When the gopīs saw Uddhava, they observed that his features almost exactly resembled those of Kṛṣṇa, and they could understand that he was a great devotee of Kṛṣṇa’s. His arms were very long and his eyes were just like the petals of the lotus flower. He was dressed in yellow garments and wore a garland of lotus flowers. His face was very beautiful. Having achieved the liberation of sārūpya and thus having the same bodily features as the Lord, Uddhava looked almost like Kṛṣṇa. In Kṛṣṇa’s absence, the gopīs had been coming dutifully to visit mother Yaśodā’s house early in the morning. They knew that Nanda Mahārāja and mother Yaśodā were always grief-stricken, and they had made it their first duty to come and pay their respects to the most exalted elder personalities of Vṛndāvana. Seeing the friends of Kṛṣṇa, Nanda and Yaśodā would remember Kṛṣṇa Himself and be satisfied, and the gopīs also would be pleased by seeing Nanda and Yaśodā.
When the gopīs saw that Uddhava was representing Kṛṣṇa even in his bodily features, they thought he must be a soul completely surrendered unto the Supreme Personality of Godhead. They began to contemplate, “Who is this boy who looks just like Kṛṣṇa? He has the same eyes like lotus petals, the same raised nose and beautiful face, and he is smiling in the same way. In all respects he resembles Kṛṣṇa, Śyāmasundara, the beautiful blackish boy. He is even dressed exactly like Kṛṣṇa. Where has this boy come from? Who is the fortunate girl who has him for her husband?” Thus they talked among themselves. They were very anxious to know about him, and because they were simple, unsophisticated village girls, they surrounded Uddhava.

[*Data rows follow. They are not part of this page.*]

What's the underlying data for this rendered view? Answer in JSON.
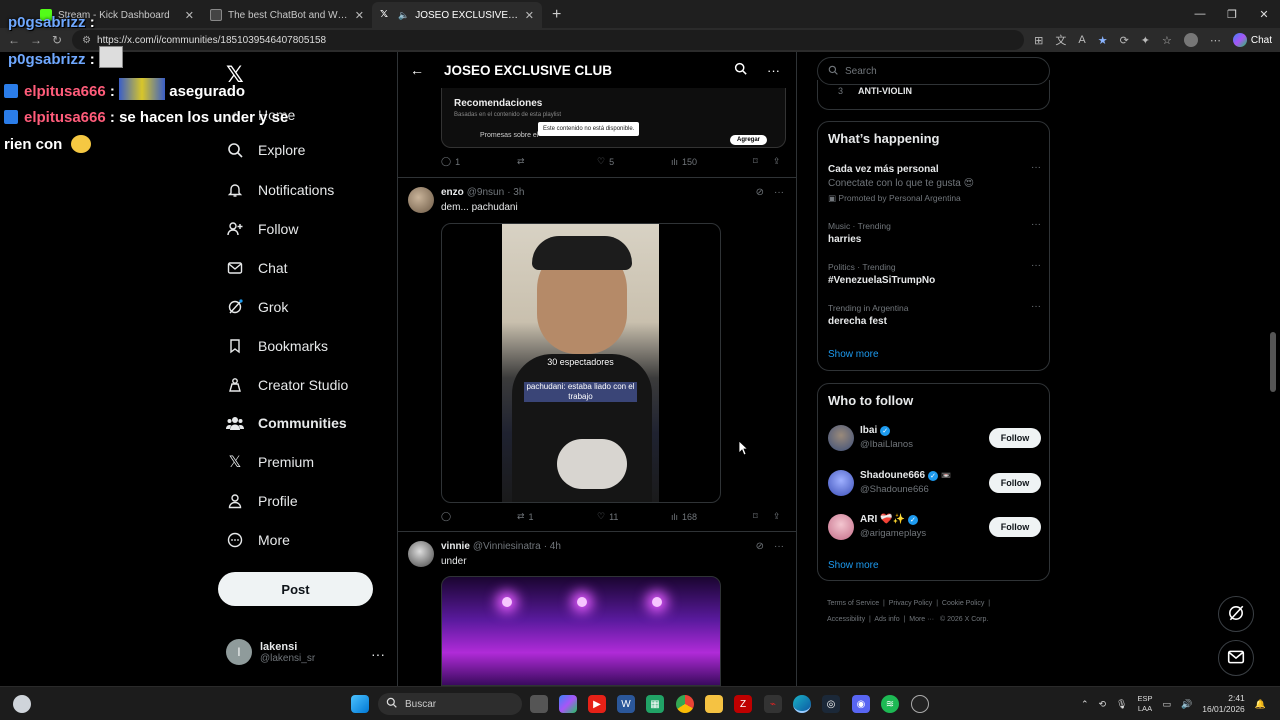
{
  "browser": {
    "tabs": [
      {
        "title": "Stream - Kick Dashboard",
        "color": "#53fc18",
        "active": false
      },
      {
        "title": "The best ChatBot and Widgets for",
        "color": "#1e1e1e",
        "active": false
      },
      {
        "title": "JOSEO EXCLUSIVE CLUB Comm",
        "color": "#000000",
        "active": true
      }
    ],
    "url": "https://x.com/i/communities/1851039546407805158",
    "chat_label": "Chat"
  },
  "overlay": {
    "lines": [
      {
        "user": "p0gsabrizz",
        "sep": " :",
        "msg": ""
      },
      {
        "user": "p0gsabrizz",
        "sep": " :",
        "msg": ""
      },
      {
        "user": "elpitusa666",
        "sep": " :",
        "msg": "asegurado"
      },
      {
        "user": "elpitusa666",
        "sep": " :",
        "msg": "se hacen los under y se"
      },
      {
        "user": "",
        "sep": "",
        "msg": "rien con"
      }
    ]
  },
  "nav": {
    "items": [
      {
        "label": "Home",
        "icon": "home-icon"
      },
      {
        "label": "Explore",
        "icon": "search-icon"
      },
      {
        "label": "Notifications",
        "icon": "bell-icon"
      },
      {
        "label": "Follow",
        "icon": "add-person-icon"
      },
      {
        "label": "Chat",
        "icon": "mail-icon"
      },
      {
        "label": "Grok",
        "icon": "grok-icon"
      },
      {
        "label": "Bookmarks",
        "icon": "bookmark-icon"
      },
      {
        "label": "Creator Studio",
        "icon": "creator-icon"
      },
      {
        "label": "Communities",
        "icon": "communities-icon"
      },
      {
        "label": "Premium",
        "icon": "x-icon"
      },
      {
        "label": "Profile",
        "icon": "person-icon"
      },
      {
        "label": "More",
        "icon": "more-circle-icon"
      }
    ],
    "post_label": "Post",
    "account": {
      "initial": "l",
      "name": "lakensi",
      "handle": "@lakensi_sr"
    }
  },
  "main": {
    "title": "JOSEO EXCLUSIVE CLUB",
    "embed": {
      "title": "Recomendaciones",
      "subtitle": "Basadas en el contenido de esta playlist",
      "item": "Promesas sobre el",
      "tooltip": "Este contenido no está disponible.",
      "add": "Agregar"
    },
    "post0": {
      "replies": "1",
      "likes": "5",
      "views": "150"
    },
    "post1": {
      "name": "enzo",
      "handle": "@9nsun",
      "time": "· 3h",
      "text": "dem... pachudani",
      "overlay1": "30 espectadores",
      "overlay2": "pachudani: estaba liado con el trabajo",
      "replies": "",
      "reposts": "1",
      "likes": "11",
      "views": "168"
    },
    "post2": {
      "name": "vinnie",
      "handle": "@Vinniesinatra",
      "time": "· 4h",
      "text": "under"
    }
  },
  "right": {
    "search_placeholder": "Search",
    "rule": {
      "num": "3",
      "text": "ANTI-VIOLIN"
    },
    "happening": {
      "title": "What’s happening",
      "trends": [
        {
          "meta": "",
          "name": "Cada vez más personal",
          "sub": "Conectate con lo que te gusta 😍",
          "promo": "Promoted by Personal Argentina"
        },
        {
          "meta": "Music · Trending",
          "name": "harries",
          "sub": "",
          "promo": ""
        },
        {
          "meta": "Politics · Trending",
          "name": "#VenezuelaSiTrumpNo",
          "sub": "",
          "promo": ""
        },
        {
          "meta": "Trending in Argentina",
          "name": "derecha fest",
          "sub": "",
          "promo": ""
        }
      ],
      "show_more": "Show more"
    },
    "who": {
      "title": "Who to follow",
      "people": [
        {
          "name": "Ibai",
          "handle": "@IbaiLlanos",
          "extra": "",
          "color": "#4a5a8a"
        },
        {
          "name": "Shadoune666",
          "handle": "@Shadoune666",
          "extra": "📼",
          "color": "#3b4fb8"
        },
        {
          "name": "ARI ❤️‍🩹✨",
          "handle": "@arigameplays",
          "extra": "",
          "color": "#d88aa0"
        }
      ],
      "follow_label": "Follow",
      "show_more": "Show more"
    },
    "footer": [
      "Terms of Service",
      "Privacy Policy",
      "Cookie Policy",
      "Accessibility",
      "Ads info",
      "More ···",
      "© 2026 X Corp."
    ]
  },
  "taskbar": {
    "search": "Buscar",
    "lang1": "ESP",
    "lang2": "LAA",
    "time": "2:41",
    "date": "16/01/2026"
  }
}
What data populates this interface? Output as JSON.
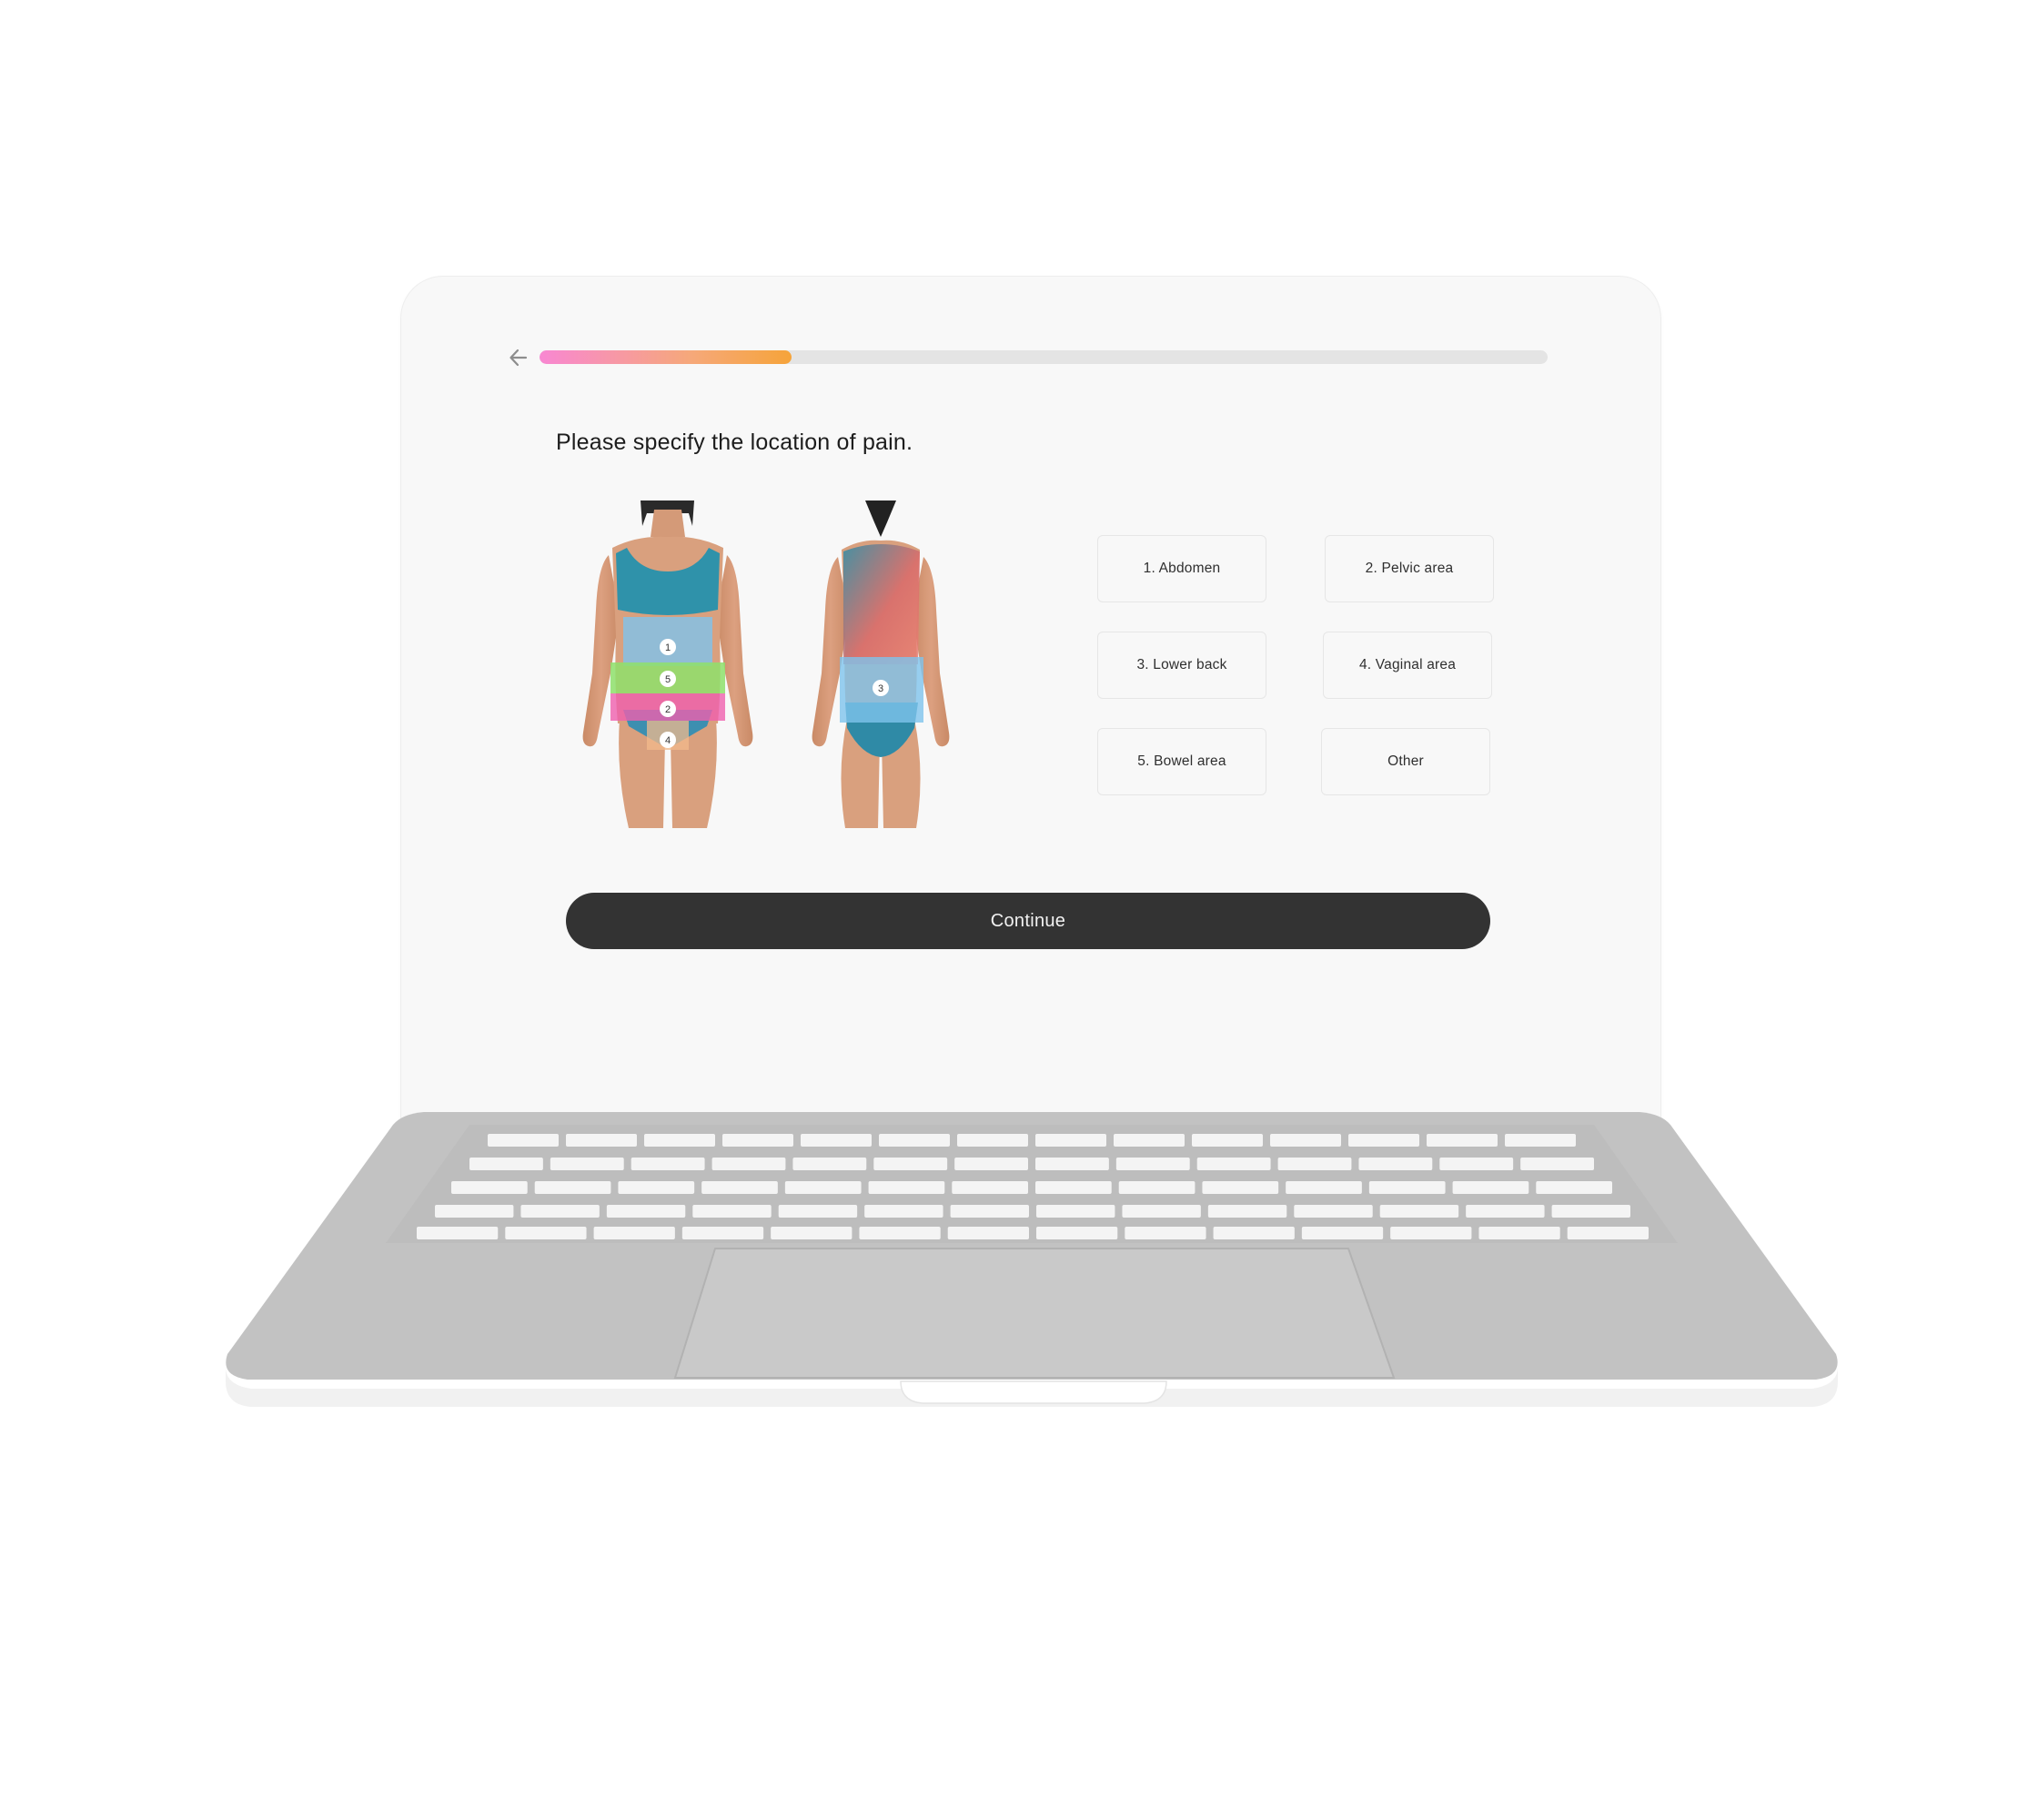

When the gopīs understood that Uddhava had a message from Kṛṣṇa, they became very happy and called him to a secluded place and offered him a nice sitting place. They wanted to talk with him very freely and did not want to be embarrassed before unknown persons. They welcomed him with polite words, in great submissiveness: “We know that you are a most confidential associate of Kṛṣṇa and that He has therefore sent you to Vṛndāvana to give solace to His father and mother. We can understand that family affection is very strong. Even great sages who have taken to the renounced order of life cannot give up family affection cent percent. Sometimes they think of their family members. Kṛṣṇa has therefore sent you to His father and mother; otherwise He has no further business in Vṛndāvana. He is now in town. What does He have to know about Vṛndāvana village or the cows’ pasturing grounds? These are not at all useful for Kṛṣṇa because He is now a man of the city.
“Surely He has nothing to do with persons who do not happen to be His family members. Friendships with those outside the family continue as long as there is some selfish interest in them; otherwise, why should one bother about those outside the family? Specifically, a person attached to the wives of others is interested in them as long as there is a need of sense gratification, just as bumblebees have interest in flowers as long as they want to take the honey out of them. It is psychologically very natural that a prostitute does not care for her paramour as soon as he loses his money. Similarly, when the citizens find that a government is incapable of giving them full protection, they leave the country. A student, after finishing his education, gives up his relationship with the teacher and the school. A priest, after taking his reward from the worshiper, gives him up. When the fruit season is over, birds are no longer interested in the tree. Just after eating in the house of a host, the guest gives up his relationship with him. After a forest fire, when there is a scarcity of green grass, deer and other animals give up the forest. And so a man, after enjoying his girlfriend, gives up his connection with her.” In this way, all the gopīs indirectly accused Kṛṣṇa by citing many examples.